Apr.17 (GMM/Inautonews.com) Fernando Alonso says feeling the “respect” of the paddock is more important to him than adding a third championship to his tally.
The Spaniard reacted angrily two weeks ago in Bahrain, when while he was recovering from chest injuries, former F1 driver Johnny Herbert urged him to retire.
“Actually,” Alonso told the Spanish sports daily AS in Shanghai, “after the years at Ferrari I feel I have more respect in the paddock than ever.
“I won two world championships but I have to say that the Renault was very good with reliability in that year (2005) compared to McLaren. And in the second (2016), the Michelin tyres were better than the Bridgestones.
“But now after 16 years in F1, I feel there are fewer discussions about those things and people respect me much more thanks to many races and performances I have done every week.
“Sometimes you win and sometimes not,” the 34-year-old added.
Indeed, Alonso says he is “very happy with my life right now” even though he is at McLaren-Honda, where last year in particular the performance of the car was awful.
So he played down the notion that the title is the only thing that matters in F1.
“No I don’t think so,” said Alonso. “(Gilles) Villeneuve is one of the great drivers in Ferrari history and yet … to the media it is important only to win titles.”
When pressed to explain his view, he continued: “The philosophy of the media is to win many titles, but the athlete that has the recognition and the respect around the world also thinks about other things.
“To win in this sport is more or less a matter of being in the right car at the right time,” he explained.
“When people talk about you and respect you even when you have the wrong car at the wrong time, that is more important than winning a title,” said Alonso.
“That respect, that prestige, is more than titles. Of course I would like to have more trophies at home, but it is the way it is and I would not change a single day of my career in formula one.

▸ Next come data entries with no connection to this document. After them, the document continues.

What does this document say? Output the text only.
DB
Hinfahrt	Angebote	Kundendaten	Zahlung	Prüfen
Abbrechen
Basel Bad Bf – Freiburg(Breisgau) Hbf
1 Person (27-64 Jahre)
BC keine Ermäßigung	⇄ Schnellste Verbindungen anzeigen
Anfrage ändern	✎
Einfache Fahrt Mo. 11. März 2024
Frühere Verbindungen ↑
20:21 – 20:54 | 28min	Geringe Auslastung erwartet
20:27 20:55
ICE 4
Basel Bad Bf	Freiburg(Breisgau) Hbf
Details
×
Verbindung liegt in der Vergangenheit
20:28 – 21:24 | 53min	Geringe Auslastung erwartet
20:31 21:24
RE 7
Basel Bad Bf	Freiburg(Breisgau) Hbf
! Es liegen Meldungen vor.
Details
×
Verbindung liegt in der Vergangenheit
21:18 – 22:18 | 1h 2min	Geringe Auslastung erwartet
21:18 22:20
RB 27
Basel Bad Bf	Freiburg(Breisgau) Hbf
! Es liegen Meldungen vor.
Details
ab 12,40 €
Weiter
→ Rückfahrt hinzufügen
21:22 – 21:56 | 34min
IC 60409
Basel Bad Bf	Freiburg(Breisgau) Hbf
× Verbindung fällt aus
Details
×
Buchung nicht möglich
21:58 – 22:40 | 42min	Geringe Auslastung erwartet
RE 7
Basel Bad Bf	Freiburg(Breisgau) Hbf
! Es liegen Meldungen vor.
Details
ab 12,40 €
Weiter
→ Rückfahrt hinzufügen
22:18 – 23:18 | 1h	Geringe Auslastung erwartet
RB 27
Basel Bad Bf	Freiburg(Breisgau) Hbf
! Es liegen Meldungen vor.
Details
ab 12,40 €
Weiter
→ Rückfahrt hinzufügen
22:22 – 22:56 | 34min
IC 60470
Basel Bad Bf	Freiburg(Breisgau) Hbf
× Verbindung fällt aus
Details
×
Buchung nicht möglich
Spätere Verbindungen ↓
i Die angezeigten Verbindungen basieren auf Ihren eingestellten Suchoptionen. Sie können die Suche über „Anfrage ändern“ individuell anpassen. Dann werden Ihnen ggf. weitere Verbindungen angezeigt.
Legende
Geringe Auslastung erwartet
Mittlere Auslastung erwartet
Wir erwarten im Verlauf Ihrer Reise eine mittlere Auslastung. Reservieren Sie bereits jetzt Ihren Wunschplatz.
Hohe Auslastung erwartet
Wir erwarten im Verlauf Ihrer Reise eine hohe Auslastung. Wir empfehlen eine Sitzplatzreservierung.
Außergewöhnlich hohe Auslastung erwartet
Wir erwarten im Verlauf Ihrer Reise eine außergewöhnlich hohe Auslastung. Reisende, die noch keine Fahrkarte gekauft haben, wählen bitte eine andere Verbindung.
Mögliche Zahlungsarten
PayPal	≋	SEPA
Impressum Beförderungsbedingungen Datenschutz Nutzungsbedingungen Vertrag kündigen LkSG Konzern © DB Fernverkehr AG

I am very happy,” he added.
So Alonso said it would be wrong to say that leaving McLaren at the end of 2007, or Ferrari at the end of 2014, were key ‘mistakes’ in the planning of his career.
“No,” he answered. “I am sure that looking back it is always easy to find better ways or change some decisions, but if you change any of your life, you would not be the person you are now.
“The decisions I made are a reflection of my personality and it shows how I was and how I am now. And I’m happy with what I am now.
“I know I could maybe have more trophies at home or made better decisions about cars, but at the time I made those decisions I thought they were right.
“I have always followed my instincts and what makes me happy. So I cannot regret anything that happened because I think I could be in a better car.
“I have driven for Renault, McLaren-Mercedes, Ferrari and McLaren-Honda and I think any driver in the world would sign for this to be his F1 career.
“Yes I could have driven for Red Bull,” he admitted, “and Mercedes as well, but for example when Michael (Schumacher) came back to F1 and signed for Mercedes it was because it was a good project, but he was out of Q3 for the last three years he was in F1.”
Alonso also hit out at the paddock notion that Ferrari may even have got a boost from his departure in 2014, as Sebastian Vettel now has his sights on the title.
“Now there is this feeling that when you leave a team it gets better, but I wish someone would explain to me why when I left Renault in 2006, they stopped winning races,” said Alonso.
“And when I left McLaren they won the title the next year with Hamilton, but nothing more.”